As Reported In The July 7th, 2016 RADAR Report
Are current oil prices supported by a market balance or the onslaught of production outages from Canada, Nigeria and the North Sea? Recently, production outages due to events around the world have helped ease supply glut worries, propping up crude prices along the way. However, inventories of refined products are building, and global demand growth continues to be sluggish, which may cause WTI and Brent crude prices to dip before they can resume their climb to $60/bbl that markets are hoping for.
EIA reported oil inventories dropped by 2.2 million bbl for the week ended July 1, which was less than the 2.3 million bbl analysts expected to see. However, API reported a 6.7 million bbl for the same period, confounding market uncertainty to the market.

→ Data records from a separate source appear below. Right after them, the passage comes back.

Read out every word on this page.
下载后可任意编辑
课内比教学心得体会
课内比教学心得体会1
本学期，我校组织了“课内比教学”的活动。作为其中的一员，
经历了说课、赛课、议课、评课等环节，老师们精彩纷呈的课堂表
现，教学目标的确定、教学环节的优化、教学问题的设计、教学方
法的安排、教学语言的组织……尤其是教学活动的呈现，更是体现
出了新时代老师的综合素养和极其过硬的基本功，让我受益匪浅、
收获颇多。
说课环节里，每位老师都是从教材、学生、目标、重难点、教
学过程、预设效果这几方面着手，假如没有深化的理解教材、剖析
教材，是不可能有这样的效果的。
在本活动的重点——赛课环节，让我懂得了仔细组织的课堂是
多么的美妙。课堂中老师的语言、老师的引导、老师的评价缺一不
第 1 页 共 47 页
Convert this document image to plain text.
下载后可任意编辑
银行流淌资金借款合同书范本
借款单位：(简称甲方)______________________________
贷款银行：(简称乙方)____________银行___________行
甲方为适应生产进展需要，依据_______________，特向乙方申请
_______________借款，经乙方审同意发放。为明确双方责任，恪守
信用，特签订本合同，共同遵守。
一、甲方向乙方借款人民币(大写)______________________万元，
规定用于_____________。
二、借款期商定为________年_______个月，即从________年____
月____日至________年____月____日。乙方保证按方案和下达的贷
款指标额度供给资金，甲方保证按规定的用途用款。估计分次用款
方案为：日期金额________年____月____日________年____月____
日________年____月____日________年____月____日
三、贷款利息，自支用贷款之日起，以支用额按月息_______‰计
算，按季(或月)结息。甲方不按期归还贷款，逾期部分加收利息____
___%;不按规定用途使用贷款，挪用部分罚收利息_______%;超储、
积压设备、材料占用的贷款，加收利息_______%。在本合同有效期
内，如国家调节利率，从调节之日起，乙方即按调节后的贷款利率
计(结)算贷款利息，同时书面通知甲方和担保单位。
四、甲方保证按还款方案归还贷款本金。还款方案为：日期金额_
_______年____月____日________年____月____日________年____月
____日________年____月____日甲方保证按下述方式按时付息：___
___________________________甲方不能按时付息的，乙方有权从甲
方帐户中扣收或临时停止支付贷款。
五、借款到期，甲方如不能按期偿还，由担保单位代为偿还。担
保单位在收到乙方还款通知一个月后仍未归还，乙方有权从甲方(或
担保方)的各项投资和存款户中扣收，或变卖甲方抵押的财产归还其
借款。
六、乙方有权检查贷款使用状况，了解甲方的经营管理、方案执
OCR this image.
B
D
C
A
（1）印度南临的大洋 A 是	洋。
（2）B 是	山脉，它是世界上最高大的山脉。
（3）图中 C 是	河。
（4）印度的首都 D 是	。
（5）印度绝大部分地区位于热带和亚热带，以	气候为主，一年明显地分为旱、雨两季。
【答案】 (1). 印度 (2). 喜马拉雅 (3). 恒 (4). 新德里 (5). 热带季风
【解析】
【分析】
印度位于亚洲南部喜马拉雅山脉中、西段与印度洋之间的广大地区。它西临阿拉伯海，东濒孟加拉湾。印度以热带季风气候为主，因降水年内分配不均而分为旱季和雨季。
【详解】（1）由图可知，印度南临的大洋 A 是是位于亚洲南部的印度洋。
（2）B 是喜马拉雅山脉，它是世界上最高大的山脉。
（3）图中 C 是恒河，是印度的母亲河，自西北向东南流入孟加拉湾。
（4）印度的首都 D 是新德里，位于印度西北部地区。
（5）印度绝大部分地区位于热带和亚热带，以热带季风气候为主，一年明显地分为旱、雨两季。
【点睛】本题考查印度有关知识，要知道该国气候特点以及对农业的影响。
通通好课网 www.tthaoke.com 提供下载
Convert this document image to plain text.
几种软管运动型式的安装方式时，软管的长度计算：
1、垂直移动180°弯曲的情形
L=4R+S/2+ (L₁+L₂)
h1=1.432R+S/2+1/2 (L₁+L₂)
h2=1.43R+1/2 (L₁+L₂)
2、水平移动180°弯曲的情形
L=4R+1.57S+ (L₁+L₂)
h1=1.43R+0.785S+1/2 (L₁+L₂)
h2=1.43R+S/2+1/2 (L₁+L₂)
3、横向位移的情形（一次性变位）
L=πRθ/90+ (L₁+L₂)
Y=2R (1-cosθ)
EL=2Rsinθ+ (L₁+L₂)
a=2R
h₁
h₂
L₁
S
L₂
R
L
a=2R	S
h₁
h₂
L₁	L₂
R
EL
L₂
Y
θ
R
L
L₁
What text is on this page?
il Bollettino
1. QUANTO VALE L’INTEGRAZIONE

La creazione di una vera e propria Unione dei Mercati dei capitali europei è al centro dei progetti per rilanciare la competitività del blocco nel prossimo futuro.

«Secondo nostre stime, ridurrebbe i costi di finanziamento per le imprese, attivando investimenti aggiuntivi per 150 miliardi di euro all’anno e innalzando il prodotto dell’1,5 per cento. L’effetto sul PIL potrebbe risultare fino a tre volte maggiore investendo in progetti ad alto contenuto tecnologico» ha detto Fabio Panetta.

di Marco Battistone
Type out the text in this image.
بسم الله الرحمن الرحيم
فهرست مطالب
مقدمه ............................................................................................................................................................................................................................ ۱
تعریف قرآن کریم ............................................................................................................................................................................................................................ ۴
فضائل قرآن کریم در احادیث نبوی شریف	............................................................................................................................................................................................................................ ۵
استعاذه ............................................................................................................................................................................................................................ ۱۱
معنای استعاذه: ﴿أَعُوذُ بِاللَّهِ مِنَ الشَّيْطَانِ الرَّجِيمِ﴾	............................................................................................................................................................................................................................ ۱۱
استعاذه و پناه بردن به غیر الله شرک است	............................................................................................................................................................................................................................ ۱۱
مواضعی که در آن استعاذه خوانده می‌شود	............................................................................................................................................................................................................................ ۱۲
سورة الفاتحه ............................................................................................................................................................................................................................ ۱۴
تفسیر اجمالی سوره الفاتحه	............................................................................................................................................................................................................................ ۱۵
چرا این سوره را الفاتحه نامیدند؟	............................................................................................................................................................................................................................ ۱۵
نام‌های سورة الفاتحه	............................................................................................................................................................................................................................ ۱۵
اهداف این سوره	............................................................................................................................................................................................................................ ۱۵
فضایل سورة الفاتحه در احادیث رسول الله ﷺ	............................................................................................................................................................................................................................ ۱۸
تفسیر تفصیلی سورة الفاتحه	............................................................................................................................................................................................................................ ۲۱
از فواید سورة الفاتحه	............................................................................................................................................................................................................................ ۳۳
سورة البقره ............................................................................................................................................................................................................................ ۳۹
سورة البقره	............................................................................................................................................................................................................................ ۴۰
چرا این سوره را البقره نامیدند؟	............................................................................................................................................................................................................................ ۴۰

Refined products, notably gasoline, appear to be forming a glut, which could cause oil demand to decrease and negatively affect crude prices. Even though we have been in the busiest driving season of the year, US gasoline inventories increased to 239 million bbl. US stockpiles are now 22 million bbl higher than they were at this time last year. Currently, while demand for gasoline in the US is at record levels, refiners have managed to crank out more product than there is demand for.
Rig count jumps
That said, operators are feeling a bit more sanguine about drilling prospects, deploying a few more rigs to the field. Our latest rig count stopped just short of a welcome milestone of 400—at 399 an 18-unit gain vs. the prior week and 16 more than the previous issue of this edition of the RADAR Report.
The unconventional drilling market share of the rig count reached its highest point since May, with a 23-unit gain offsetting a decline in conventional drilling.